The previous maximum number of Snapshot voters occurred in January when a proposal for the Moonwell Asset Listing Framework managed to attract 54 voters.

Success Insights

  • On-chain: The on-chain proposals in February witnessed a 100% success rate. All proposals passed with 99.7% consensus or above, with the exception of MIP-R13 which garnered a more divisive 57.7% “For” vote.
  • Off-chain: Snapshot proposals also enjoyed consistent success rates. Of the four proposals submitted on Snapshot, none were defeated. There was a high degree of consensus opinion, with three of the proposals closing with 99-100% agreement. The outlier was again the Snapshot for Rebalancing MFAM Liquidity Incentives, which passed Snapshot with a 68.55% agreement rate.

Browse all of the proposals here.

Community:


Community Strengths

Generally, the Moonwell community can be described as growing and engaged. At this stage in the protocol’s development, the DAO has multiple highly involved members. In the future, as Moonwell continues to scale the size of the DAO while maintaining this quality of engagement, it could become one of the most vibrant DeFi communities. The delegates are well-informed, enabling them to hold meaningful discussions on the future of Moonwell governance from a high level; the proposals that are made are consistently high-quality. The primary service providers also continue to make thoroughly researched and well-presented proposals; their contributions routinely result in the highest voter turnout.

In Boardroom’s first Governance Community call in mid-February, multiple service providers presented details about their past work, current work, and proposal activity during the month. Delegates were also able to share their opinions on an impactful proposal, debating high-level Moonwell governance practices. The recording of the call can be found here. Continuing these conversations in real-time could prove to be net-positive in terms of community dynamics; it maps a “voice” to the names of users in the forums and allows for deeper discussion on critical issues.


Opportunities

As Moonwell matures and scales, challenges understandably arise in communicating every aspect of the DAO’s operations with every community member. For example, this forum post displayed a misunderstanding of MFAM runway before a contributor to the Moonwell protocol was able to clarify the situation. As the DAO continues to grow and add new members, these types of misunderstandings are commonplace. Because no single team member can scale their attention infinitely, it becomes increasingly important to

  1. Create clear, non-technical communications that can answer a wide range of questions.
  2. Make them as easy as possible to find and identify.
  3. Enable community moderators or other active members to easily point newcomers to the relevant resources to help clear up confusion quickly and efficiently.

Boardroom suggests that the community always engage in effective communication. Please reach out if you need support in writing proposals or forum posts.
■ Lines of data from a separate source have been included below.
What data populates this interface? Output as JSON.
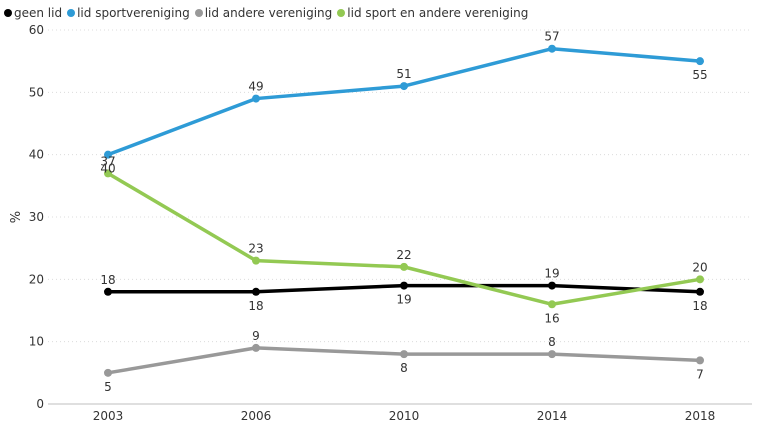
{
  "chart_data": {
    "type": "line",
    "title": "",
    "xlabel": "",
    "ylabel": "%",
    "ylim": [
      0,
      60
    ],
    "yticks": [
      0,
      10,
      20,
      30,
      40,
      50,
      60
    ],
    "categories": [
      "2003",
      "2006",
      "2010",
      "2014",
      "2018"
    ],
    "grid": true,
    "legend_position": "top-left",
    "series": [
      {
        "name": "geen lid",
        "color": "#000000",
        "values": [
          18,
          18,
          19,
          19,
          18
        ],
        "label_positions": [
          "above",
          "below",
          "below",
          "above",
          "below"
        ]
      },
      {
        "name": "lid sportvereniging",
        "color": "#2e9bd6",
        "values": [
          40,
          49,
          51,
          57,
          55
        ],
        "label_positions": [
          "below",
          "above",
          "above",
          "above",
          "below"
        ]
      },
      {
        "name": "lid andere vereniging",
        "color": "#999999",
        "values": [
          5,
          9,
          8,
          8,
          7
        ],
        "label_positions": [
          "below",
          "above",
          "below",
          "above",
          "below"
        ]
      },
      {
        "name": "lid sport en andere vereniging",
        "color": "#93c953",
        "values": [
          37,
          23,
          22,
          16,
          20
        ],
        "label_positions": [
          "above",
          "above",
          "above",
          "below",
          "above"
        ]
      }
    ]
  }
}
In the same vein, there is an opportunity to increase productive participation in governance through official rewards programs. The Moonwell could reward the types of user behaviors that most benefit the protocol while avoiding appealing to farmers. We would suggest that the community write a proposal on this if it so desires.

Finally, documentation and education could become a quasi-open source effort by opening the editing of Moonwell Docs. By encouraging community members to help create content for the protocol, Moonwell cannot only benefit from more up-to-date and concise information, but they can also increase the level of understanding of the protocol among the community.


Conclusion

The February 2024 report highlights governance initiatives and high-level discussions on protocol sustainability, milestones achieved by core contributors, a healthy amount of voter turnout, constructive levels of non-consensus voting behavior, and a few immediate opportunities that could improve participation in governance in the short to medium term.

In the future, these monthly updates will include data to track the metrics of the current month compared to the previous month.